La subida de tipos del BoJ al 1,25% desencadenó en realidad una reacción de “vender con la noticia”, lo que nos presenta una oportunidad privilegiada para jugar la debilidad del yen. Podemos utilizar spreads alcistas de calls en USD/JPY para capturar el impulso al alza limitando al mismo tiempo el riesgo de prima. Dado que la inflación subyacente japonesa se enfrió al 1,7% en agosto, el mercado está asumiendo que nuevas subidas de tipos en Japón serán lentas y difíciles de conseguir.
Estrategias de trading ante los principales eventos de la Fed y la macro de EEUU
Con los futuros de la Fed descontando un 57,6% de probabilidad de una subida de tipos el 28 de octubre, deberíamos posicionarnos para un repunte de volatilidad en los futuros Fed Funds de octubre. Las diez intervenciones previstas de la Fed, incluidas tres del presidente de la Fed de Nueva York, Williams, probablemente provocarán oscilaciones bruscas en esas probabilidades. Podemos operar straddles sobre opciones de tipos de interés a corto plazo para beneficiarnos del intenso flujo de orientación de los bancos centrales la próxima semana.
Los próximos datos macro de EEUU, en concreto la media de empleo del ADP del martes y los PMI flash del miércoles, decidirán si la Fed realmente sube tipos en octubre.
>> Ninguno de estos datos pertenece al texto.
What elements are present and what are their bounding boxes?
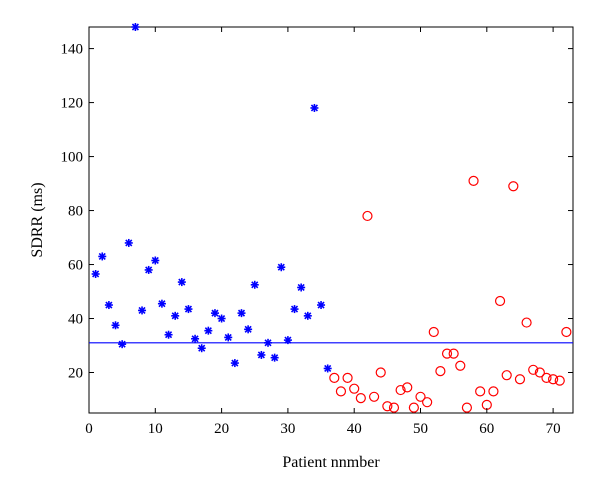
data-point-asterisk — [111, 321, 120, 330]
data-point-circle — [461, 402, 473, 413]
data-point-circle — [541, 372, 552, 384]
data-point-circle — [382, 401, 393, 412]
data-point-asterisk — [217, 314, 226, 323]
data-point-asterisk — [310, 103, 319, 112]
data-point-circle — [548, 374, 559, 385]
data-point-asterisk — [230, 359, 239, 368]
data-point-asterisk — [237, 309, 246, 318]
data-point-circle — [395, 384, 406, 396]
data-point-asterisk — [118, 340, 127, 349]
data-point-asterisk — [138, 306, 147, 315]
data-point-asterisk — [303, 311, 312, 320]
data-point-circle — [435, 366, 446, 377]
data-point-asterisk — [290, 305, 299, 314]
x-tick-label: 30 — [280, 421, 295, 437]
x-tick-label: 60 — [479, 421, 494, 437]
data-point-asterisk — [191, 334, 200, 343]
x-tick-label: 50 — [413, 421, 428, 437]
y-tick-label: 80 — [68, 204, 83, 220]
data-point-asterisk — [98, 252, 107, 261]
data-point-asterisk — [257, 350, 266, 359]
data-point-circle — [528, 364, 539, 375]
data-point-circle — [388, 402, 400, 413]
plot-area — [88, 26, 574, 414]
data-point-circle — [375, 367, 386, 378]
data-point-asterisk — [250, 280, 259, 289]
y-tick-label: 40 — [68, 312, 83, 328]
data-point-circle — [342, 372, 353, 384]
data-point-circle — [335, 386, 347, 397]
data-point-circle — [355, 393, 366, 404]
data-point-asterisk — [171, 311, 180, 320]
x-axis: 0 10 20 30 40 50 60 70 — [85, 27, 561, 437]
x-tick-label: 20 — [214, 421, 229, 437]
data-marks — [91, 23, 572, 413]
data-point-asterisk — [164, 330, 173, 339]
data-point-asterisk — [144, 265, 153, 274]
data-point-circle — [514, 374, 526, 385]
data-point-circle — [534, 367, 545, 378]
y-axis: 20 40 60 80 100 120 140 — [61, 42, 573, 382]
y-tick-label: 140 — [61, 42, 84, 58]
data-point-asterisk — [277, 263, 286, 272]
data-point-asterisk — [283, 336, 292, 345]
data-point-circle — [501, 370, 512, 381]
x-tick-label: 70 — [546, 421, 561, 437]
data-point-asterisk — [104, 301, 113, 310]
x-tick-label: 10 — [148, 421, 163, 437]
data-point-asterisk — [131, 23, 140, 31]
x-tick-label: 0 — [85, 421, 93, 437]
data-point-circle — [422, 397, 433, 408]
data-point-circle — [349, 383, 360, 394]
data-point-asterisk — [270, 353, 279, 362]
data-point-asterisk — [264, 338, 273, 347]
data-point-asterisk — [151, 256, 160, 265]
data-point-circle — [475, 386, 486, 397]
y-tick-label: 100 — [61, 150, 84, 166]
data-point-asterisk — [244, 325, 253, 334]
data-point-circle — [508, 181, 519, 192]
data-point-asterisk — [297, 283, 306, 292]
data-point-circle — [402, 382, 413, 393]
data-point-circle — [494, 295, 506, 307]
y-axis-title: SDRR (ms) — [29, 182, 46, 257]
data-point-circle — [488, 386, 499, 397]
data-point-circle — [561, 326, 572, 338]
data-point-asterisk — [197, 344, 206, 353]
data-point-asterisk — [210, 309, 219, 318]
data-point-asterisk — [91, 269, 100, 278]
y-tick-label: 60 — [68, 258, 83, 274]
data-point-circle — [362, 210, 373, 222]
data-point-circle — [329, 372, 340, 384]
data-point-circle — [441, 348, 453, 359]
data-point-asterisk — [157, 299, 166, 308]
y-tick-label: 20 — [68, 366, 83, 382]
x-axis-title: Patient nnmber — [282, 454, 380, 471]
data-point-asterisk — [177, 278, 186, 287]
data-point-circle — [415, 391, 426, 402]
data-point-asterisk — [184, 305, 193, 314]
data-point-asterisk — [204, 326, 213, 335]
x-tick-label: 40 — [347, 421, 362, 437]
y-tick-label: 120 — [61, 96, 84, 112]
data-point-asterisk — [323, 364, 332, 373]
data-point-asterisk — [124, 238, 133, 247]
data-point-circle — [368, 391, 380, 402]
data-point-asterisk — [224, 333, 233, 342]
data-point-circle — [428, 326, 439, 338]
data-point-circle — [554, 375, 565, 386]
data-point-asterisk — [317, 301, 326, 310]
data-point-circle — [408, 402, 419, 413]
data-point-circle — [448, 348, 459, 359]
data-point-circle — [455, 360, 466, 371]
data-point-circle — [521, 317, 532, 328]
data-point-circle — [468, 175, 479, 186]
Históricamente, cuando los PMI se mantienen por encima del umbral de expansión de 50, el dólar tiende a conservar su ventaja de rentabilidad. Deberíamos comprar calls del DXY antes de estas publicaciones para anticiparnos a posibles sorpresas positivas de crecimiento que empujen la probabilidad de subida hacia el 70%.